Sobre o regresso em força das regras do Pacto em 2024, o ministro, citado pela mesma agência, repetiu que "Portugal cumpriu integralmente essas regras e ultrapassou aquilo, aliás, que estaria estritamente obrigado a fazer".

"Portugal está bastante confortável com os vários debates e com as várias linhas que se têm ouvido no debate relativamente às novas regras" orçamentais da UE, mas estas têm de "ser adequadas face à realidade económica que os vários Estados-membros estão a viver hoje, depois da crise financeira, depois da crise da pandemia, com uma dívida pública muito elevada", pediu o ministro, em Bruxelas.

Primeiro pandemia, depois guerra, inflação e recessão

Recorde-se que as traves mestras do Pacto de Estabilidade, que visam a disciplina orçamental (redução dos défices/reforço dos excedentes orçamentais e redução da dívida pública) dos países da União Europeia, especialmente os da zona euro, foram declaradas suspensas logo no começo da pandemia em 2020.

Em maio passado, esse quadro de exceção foi prolongado por mais um ano (até 2023) devido à guerra e à inflação.

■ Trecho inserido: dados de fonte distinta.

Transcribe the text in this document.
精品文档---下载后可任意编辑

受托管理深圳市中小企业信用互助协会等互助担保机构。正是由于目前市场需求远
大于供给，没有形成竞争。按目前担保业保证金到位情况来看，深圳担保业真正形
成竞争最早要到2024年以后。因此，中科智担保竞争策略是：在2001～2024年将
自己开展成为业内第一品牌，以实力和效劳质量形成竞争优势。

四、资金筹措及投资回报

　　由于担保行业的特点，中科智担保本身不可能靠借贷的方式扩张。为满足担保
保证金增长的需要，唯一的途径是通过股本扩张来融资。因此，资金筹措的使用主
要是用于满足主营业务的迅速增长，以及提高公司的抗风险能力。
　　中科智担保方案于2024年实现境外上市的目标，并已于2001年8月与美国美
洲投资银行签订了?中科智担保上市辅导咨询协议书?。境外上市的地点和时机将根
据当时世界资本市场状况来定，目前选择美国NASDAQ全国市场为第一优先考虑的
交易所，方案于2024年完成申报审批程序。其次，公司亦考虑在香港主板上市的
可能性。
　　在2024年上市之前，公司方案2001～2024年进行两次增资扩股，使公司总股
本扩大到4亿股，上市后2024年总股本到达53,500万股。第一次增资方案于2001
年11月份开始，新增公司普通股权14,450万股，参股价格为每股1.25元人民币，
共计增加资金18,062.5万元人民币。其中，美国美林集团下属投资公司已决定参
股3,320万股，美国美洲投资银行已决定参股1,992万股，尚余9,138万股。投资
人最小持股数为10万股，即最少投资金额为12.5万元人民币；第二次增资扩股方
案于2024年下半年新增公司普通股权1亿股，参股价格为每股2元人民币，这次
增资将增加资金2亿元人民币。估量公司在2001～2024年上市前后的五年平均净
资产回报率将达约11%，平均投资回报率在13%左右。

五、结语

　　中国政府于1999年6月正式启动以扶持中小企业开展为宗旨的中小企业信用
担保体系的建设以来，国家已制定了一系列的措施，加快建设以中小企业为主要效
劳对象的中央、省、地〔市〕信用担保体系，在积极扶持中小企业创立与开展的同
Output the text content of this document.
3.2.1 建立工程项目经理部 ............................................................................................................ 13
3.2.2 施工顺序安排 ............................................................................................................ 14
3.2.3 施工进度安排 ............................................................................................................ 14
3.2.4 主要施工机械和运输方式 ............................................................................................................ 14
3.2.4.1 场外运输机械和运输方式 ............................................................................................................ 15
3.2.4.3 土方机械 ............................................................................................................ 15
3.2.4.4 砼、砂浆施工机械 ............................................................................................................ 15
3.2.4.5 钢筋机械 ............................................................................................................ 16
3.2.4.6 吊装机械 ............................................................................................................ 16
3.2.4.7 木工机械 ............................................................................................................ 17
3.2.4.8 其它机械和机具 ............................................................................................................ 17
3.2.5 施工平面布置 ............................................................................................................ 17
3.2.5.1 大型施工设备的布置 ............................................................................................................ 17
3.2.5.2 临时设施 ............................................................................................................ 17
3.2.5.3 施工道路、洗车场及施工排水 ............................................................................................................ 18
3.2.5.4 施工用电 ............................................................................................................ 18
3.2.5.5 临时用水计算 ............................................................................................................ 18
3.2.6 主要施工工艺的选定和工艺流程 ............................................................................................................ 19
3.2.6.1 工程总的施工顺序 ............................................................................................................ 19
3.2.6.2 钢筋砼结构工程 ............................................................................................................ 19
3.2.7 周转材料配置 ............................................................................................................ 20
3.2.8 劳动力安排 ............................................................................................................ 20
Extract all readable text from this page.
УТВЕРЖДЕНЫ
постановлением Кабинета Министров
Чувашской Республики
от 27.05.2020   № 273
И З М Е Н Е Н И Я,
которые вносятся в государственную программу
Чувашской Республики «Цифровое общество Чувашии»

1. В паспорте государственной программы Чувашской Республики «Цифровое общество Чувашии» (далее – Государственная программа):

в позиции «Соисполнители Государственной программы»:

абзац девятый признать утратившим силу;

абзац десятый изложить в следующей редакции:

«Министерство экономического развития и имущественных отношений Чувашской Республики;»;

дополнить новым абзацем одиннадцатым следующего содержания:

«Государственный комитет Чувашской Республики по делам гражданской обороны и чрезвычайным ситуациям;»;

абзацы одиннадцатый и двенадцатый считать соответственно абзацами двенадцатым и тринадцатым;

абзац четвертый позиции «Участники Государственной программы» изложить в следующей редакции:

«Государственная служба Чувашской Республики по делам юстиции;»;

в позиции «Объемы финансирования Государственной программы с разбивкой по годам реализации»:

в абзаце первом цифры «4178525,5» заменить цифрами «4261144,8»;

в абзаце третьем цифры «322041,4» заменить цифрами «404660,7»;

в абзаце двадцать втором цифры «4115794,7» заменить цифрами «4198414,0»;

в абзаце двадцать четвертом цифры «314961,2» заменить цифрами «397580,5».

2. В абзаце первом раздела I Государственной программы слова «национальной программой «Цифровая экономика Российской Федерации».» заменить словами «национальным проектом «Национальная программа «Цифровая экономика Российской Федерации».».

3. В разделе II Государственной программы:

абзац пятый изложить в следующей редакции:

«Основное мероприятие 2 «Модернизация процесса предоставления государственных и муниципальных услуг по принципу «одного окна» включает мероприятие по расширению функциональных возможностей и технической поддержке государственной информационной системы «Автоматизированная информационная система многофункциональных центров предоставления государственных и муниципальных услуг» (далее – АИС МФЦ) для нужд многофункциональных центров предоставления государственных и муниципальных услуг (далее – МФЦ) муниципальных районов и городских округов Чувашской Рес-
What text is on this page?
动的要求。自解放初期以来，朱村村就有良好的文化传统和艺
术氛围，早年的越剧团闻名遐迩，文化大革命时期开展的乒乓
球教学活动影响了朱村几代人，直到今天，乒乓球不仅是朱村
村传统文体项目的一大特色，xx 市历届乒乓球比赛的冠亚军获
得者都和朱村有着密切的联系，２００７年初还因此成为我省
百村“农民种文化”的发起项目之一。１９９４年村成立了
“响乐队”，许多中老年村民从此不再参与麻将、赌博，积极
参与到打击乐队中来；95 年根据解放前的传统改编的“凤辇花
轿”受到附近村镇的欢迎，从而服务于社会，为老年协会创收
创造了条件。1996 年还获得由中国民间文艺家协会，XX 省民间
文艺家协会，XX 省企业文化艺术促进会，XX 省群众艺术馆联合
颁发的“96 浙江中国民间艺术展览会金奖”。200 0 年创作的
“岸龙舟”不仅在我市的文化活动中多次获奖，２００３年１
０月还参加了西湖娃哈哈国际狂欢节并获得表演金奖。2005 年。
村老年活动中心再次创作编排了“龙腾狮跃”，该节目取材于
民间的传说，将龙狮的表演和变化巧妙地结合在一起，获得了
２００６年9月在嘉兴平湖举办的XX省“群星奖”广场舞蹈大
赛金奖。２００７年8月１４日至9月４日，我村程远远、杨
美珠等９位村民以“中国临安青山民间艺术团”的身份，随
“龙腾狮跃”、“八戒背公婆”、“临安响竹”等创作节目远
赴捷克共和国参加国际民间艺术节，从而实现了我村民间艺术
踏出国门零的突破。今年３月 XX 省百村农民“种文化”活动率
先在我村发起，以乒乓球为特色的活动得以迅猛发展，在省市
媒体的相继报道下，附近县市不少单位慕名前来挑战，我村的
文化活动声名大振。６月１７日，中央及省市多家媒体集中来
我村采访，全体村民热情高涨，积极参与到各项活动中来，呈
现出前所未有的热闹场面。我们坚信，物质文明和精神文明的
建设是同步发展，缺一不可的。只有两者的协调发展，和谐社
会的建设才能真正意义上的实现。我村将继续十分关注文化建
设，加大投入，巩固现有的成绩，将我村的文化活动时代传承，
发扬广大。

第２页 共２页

Nessa comunicação sobre o novo ciclo do Semestre Europeu (pacote com as avaliações económicas orçamentais dos 27 países da União), a Comissão referiu que "considera que estão preenchidas as condições para manter a cláusula geral de salvaguarda do Pacto de Estabilidade e Crescimento em 2023 e para a desativar a partir de 2024".

Esta cláusula -- que liberta os países de sanções caso violem a regra de 3% do PIB (produto interno bruto) no défice e de 60% na dívida -- foi ativada em 2020. Na prática, suspendeu a necessidade de os países observarem as regras principais nas contas públicas e de serem julgados ou censurados por isso.

Com isso, escreveu o Dinheiro Vivo na altura, concedeu-se aos países (governos) mais margem de manobra para poderem gastar fundos públicos e aumentar o seu endividamento de modo a contrariar a crise pandémica que se abateu sobre as economias na sequência dos confinamentos e fortes restrições impostas para tentar travar a covid-19.

Segundo Bruxelas, "a ativação continuada da cláusula em 2023 proporcionará margem para a política orçamental nacional reagir prontamente quando necessário, assegurando ao mesmo tempo uma transição suave do apoio alargado à economia durante os tempos da pandemia para um foco crescente em medidas temporárias e orientadas e na prudência orçamental que vai ser necessária para assegurar a sustentabilidade a médio prazo."

Agora, falta pouco mais de um ano para desativar o mecanismo protetor dos mais endividados, como Portugal, país que espera uma travagem da economia para apenas 1,3% de crescimento em 2023, segundo dizem as Finanças.